Madame Vassieux of Lyon, France was one of many women to create technological achievements in the world of coffeemakers. She used the laws of physics to create the coffee maker. It held water in a bottom bowl and boiled it and forced the water to the top bowl to meet the coffee grinds. When it arrived at the top, the heat source was away from the mixture and the steam condensed in the lower part of the coffee pot and created a vacuum to suck the brewed coffee down into the lower chamber. Hence, the evolution of the vacuum pot. Some vacuum coffee makers were made of metal or glass. Glass, wasn’t as strong as it is today, would blow up. New patents for safety valves, tilt pour spouts and in 1859 a cup gradiation mark was invented (Raparlier Vacuum Pot); making it easier to know how much coffee would be brewed.

The Raparlier vacuum coffee pot got rid of the problem of rotting, dirty filters by using disposable filters made of hemp. US company, Silex, mass produced the vacuum style coffee pot in the mid 1900’s and this type of vacuum coffee pot lasted till the 1960’s (also called a hydropneumatic coffee pot).

Another style of vacuum pot was created during the same period. It had the two bowls side by side. It was known as a balance beam pot. However, the difference between it and the original vacuum pot was when the balance beam’s coffee filled the brew bowl it would extinguish the heat source by changing its weight.

The percolator, created about the same time, was also a technological advancement for its era and its design is still on the market today. About ninety percent of Americans drank coffee using a percolator in the 1930’s. This method made the coffee taste burnt as the coffee was continually boiling.

The French had a lot to do with the evolution of coffee makers and are credited with creating the French Press (also known by the brand name, Bodum, by cafetiere or plunge pot) during the same time period as the percolator and the vacuum coffee pot. It combined the boiling water and coffee into one coffee pot and a plunger, with a filter, pressed the coffee grounds down to the bottom of the pot and separated it from the water. It was a great method because you could control the strength of the coffee. It was simplistic and it has survived the test of time.

From Mr. Biggins to Willy Brandl…the evolution of the coffee maker was about to meet high tech. Brandl created the first electric coffee maker. It had a small mercury float switch which turned off automatically when the water was low in the coffee machine.

The drip coffeemaker was created by Melitta Bentz, a German Housewife, around 1910. Bentz found the coffee grounds were always floating in her coffee so she tried using her son’s notebook blotting paper as a coffee filter. The Melitta drip coffeemaker was first marketed around 1960 in Germany. There are basically two types of drip coffeemakers: one heats the hot water in the machine and the other has heated water poured into it.
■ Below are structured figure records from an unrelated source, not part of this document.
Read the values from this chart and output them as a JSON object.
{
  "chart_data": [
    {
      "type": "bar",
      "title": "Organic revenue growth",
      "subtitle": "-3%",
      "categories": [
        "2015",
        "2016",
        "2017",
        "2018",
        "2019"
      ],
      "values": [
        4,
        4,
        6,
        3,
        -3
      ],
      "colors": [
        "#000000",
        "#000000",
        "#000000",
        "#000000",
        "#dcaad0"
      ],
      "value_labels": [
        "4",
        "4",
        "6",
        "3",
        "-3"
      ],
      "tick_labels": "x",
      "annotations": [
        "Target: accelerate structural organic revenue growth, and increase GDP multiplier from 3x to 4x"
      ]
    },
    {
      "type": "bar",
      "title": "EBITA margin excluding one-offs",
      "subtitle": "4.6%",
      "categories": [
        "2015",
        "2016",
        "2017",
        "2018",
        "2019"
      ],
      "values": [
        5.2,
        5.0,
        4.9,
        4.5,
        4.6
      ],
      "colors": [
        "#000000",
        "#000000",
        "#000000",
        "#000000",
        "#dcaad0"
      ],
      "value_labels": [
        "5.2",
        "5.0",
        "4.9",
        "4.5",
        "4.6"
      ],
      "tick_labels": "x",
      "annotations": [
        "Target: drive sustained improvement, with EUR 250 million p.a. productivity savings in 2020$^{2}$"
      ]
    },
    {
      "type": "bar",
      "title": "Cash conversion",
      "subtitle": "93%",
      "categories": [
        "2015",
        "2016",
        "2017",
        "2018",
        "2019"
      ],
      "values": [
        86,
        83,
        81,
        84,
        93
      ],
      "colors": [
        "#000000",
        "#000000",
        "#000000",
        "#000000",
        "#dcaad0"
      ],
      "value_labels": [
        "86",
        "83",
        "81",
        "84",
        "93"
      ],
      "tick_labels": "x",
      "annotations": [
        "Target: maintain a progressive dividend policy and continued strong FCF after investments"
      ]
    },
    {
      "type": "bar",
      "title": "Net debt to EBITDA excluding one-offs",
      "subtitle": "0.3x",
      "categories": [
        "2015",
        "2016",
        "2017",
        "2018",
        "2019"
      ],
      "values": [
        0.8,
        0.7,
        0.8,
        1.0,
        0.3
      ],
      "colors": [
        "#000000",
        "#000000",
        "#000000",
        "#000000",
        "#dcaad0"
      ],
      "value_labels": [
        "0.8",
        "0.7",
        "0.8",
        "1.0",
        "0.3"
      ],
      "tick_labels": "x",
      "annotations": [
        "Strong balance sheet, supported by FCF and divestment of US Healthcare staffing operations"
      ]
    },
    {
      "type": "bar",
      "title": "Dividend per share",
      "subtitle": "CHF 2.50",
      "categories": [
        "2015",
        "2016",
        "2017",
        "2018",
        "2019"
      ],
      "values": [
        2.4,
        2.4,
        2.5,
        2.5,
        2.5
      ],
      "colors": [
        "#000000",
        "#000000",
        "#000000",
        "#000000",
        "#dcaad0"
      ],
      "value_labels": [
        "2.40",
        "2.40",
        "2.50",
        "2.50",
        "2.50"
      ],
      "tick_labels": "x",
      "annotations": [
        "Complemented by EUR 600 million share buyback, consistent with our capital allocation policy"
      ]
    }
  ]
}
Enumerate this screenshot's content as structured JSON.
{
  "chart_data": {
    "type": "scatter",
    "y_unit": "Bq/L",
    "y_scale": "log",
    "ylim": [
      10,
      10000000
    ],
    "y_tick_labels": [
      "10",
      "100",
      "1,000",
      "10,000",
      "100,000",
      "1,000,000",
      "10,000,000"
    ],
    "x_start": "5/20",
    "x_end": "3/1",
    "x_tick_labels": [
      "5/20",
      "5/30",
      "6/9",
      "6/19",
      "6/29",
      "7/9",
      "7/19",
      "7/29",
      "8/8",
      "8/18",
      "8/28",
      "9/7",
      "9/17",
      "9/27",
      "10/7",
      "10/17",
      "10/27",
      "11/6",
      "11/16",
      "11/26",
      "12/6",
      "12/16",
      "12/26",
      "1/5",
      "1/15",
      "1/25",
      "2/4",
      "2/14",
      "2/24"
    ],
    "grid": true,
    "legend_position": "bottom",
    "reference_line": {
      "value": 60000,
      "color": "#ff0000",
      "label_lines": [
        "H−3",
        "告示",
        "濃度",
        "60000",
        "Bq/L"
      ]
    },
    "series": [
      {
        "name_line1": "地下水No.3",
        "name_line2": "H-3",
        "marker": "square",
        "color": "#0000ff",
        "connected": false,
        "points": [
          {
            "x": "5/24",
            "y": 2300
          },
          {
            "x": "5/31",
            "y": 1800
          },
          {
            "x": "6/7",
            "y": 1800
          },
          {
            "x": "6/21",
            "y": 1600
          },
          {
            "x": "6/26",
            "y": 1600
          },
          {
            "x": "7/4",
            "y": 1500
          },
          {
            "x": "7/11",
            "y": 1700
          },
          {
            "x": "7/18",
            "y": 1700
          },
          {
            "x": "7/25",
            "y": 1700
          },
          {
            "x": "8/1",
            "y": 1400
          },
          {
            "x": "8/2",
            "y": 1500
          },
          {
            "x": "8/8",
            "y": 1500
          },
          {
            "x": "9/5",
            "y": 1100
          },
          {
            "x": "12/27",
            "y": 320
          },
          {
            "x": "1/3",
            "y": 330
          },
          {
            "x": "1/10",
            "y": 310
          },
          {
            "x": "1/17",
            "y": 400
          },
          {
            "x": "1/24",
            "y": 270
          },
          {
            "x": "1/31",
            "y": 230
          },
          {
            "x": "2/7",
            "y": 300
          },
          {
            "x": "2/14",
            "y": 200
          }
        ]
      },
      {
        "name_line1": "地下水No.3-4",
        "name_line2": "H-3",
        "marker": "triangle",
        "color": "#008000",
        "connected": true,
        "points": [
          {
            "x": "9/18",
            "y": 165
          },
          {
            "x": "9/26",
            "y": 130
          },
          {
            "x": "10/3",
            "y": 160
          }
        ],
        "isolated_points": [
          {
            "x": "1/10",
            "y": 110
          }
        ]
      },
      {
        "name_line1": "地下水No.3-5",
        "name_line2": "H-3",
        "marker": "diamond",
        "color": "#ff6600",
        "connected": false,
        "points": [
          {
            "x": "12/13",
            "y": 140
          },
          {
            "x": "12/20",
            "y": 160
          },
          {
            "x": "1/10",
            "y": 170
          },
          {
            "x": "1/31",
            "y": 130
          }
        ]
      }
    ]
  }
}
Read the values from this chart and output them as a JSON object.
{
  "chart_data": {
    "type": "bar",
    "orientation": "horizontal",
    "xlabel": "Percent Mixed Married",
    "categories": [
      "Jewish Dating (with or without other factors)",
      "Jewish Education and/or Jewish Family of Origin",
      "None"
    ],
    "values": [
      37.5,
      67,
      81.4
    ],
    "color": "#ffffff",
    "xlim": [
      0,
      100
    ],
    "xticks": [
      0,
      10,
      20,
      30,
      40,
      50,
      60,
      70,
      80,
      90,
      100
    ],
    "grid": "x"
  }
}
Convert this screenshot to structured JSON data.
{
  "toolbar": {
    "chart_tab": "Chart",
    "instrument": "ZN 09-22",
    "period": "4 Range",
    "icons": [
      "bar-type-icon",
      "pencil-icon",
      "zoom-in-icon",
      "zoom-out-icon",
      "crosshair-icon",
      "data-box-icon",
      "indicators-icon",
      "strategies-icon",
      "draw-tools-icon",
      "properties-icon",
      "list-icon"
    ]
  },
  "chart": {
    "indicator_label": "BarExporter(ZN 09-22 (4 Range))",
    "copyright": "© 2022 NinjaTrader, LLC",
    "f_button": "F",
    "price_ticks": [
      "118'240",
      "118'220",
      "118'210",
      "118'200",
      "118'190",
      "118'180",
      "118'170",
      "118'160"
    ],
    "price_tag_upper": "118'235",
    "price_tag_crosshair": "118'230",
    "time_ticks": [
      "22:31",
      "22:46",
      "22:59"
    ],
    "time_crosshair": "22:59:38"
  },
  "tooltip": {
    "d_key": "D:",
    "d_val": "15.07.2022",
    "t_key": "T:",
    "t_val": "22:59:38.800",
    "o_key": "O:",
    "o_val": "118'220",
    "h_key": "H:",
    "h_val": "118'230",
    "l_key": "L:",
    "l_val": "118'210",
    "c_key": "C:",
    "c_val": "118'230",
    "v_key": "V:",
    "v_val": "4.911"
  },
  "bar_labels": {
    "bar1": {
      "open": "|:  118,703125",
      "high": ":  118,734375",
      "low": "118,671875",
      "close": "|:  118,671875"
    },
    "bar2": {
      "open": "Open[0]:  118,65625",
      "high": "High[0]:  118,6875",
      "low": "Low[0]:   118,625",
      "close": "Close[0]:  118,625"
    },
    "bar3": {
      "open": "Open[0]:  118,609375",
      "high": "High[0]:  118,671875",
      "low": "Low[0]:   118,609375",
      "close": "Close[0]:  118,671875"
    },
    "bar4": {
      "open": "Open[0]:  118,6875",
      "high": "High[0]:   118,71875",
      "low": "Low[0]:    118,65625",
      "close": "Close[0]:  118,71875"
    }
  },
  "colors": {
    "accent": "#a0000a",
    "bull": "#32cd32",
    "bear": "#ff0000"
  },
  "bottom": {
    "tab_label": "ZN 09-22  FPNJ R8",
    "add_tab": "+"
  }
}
Also, one type has a heated plate to keep the coffee warm (and burn the coffee over time) and the other is insulated, to keep cool temperatures out, to keep the coffee warm for a limited amount of time.

Today, there are many different coffee maker styles, coffee maker brands and coffeemaker technologies to choose from and I’m sure there are still people using socks to filter their coffee in a pinch.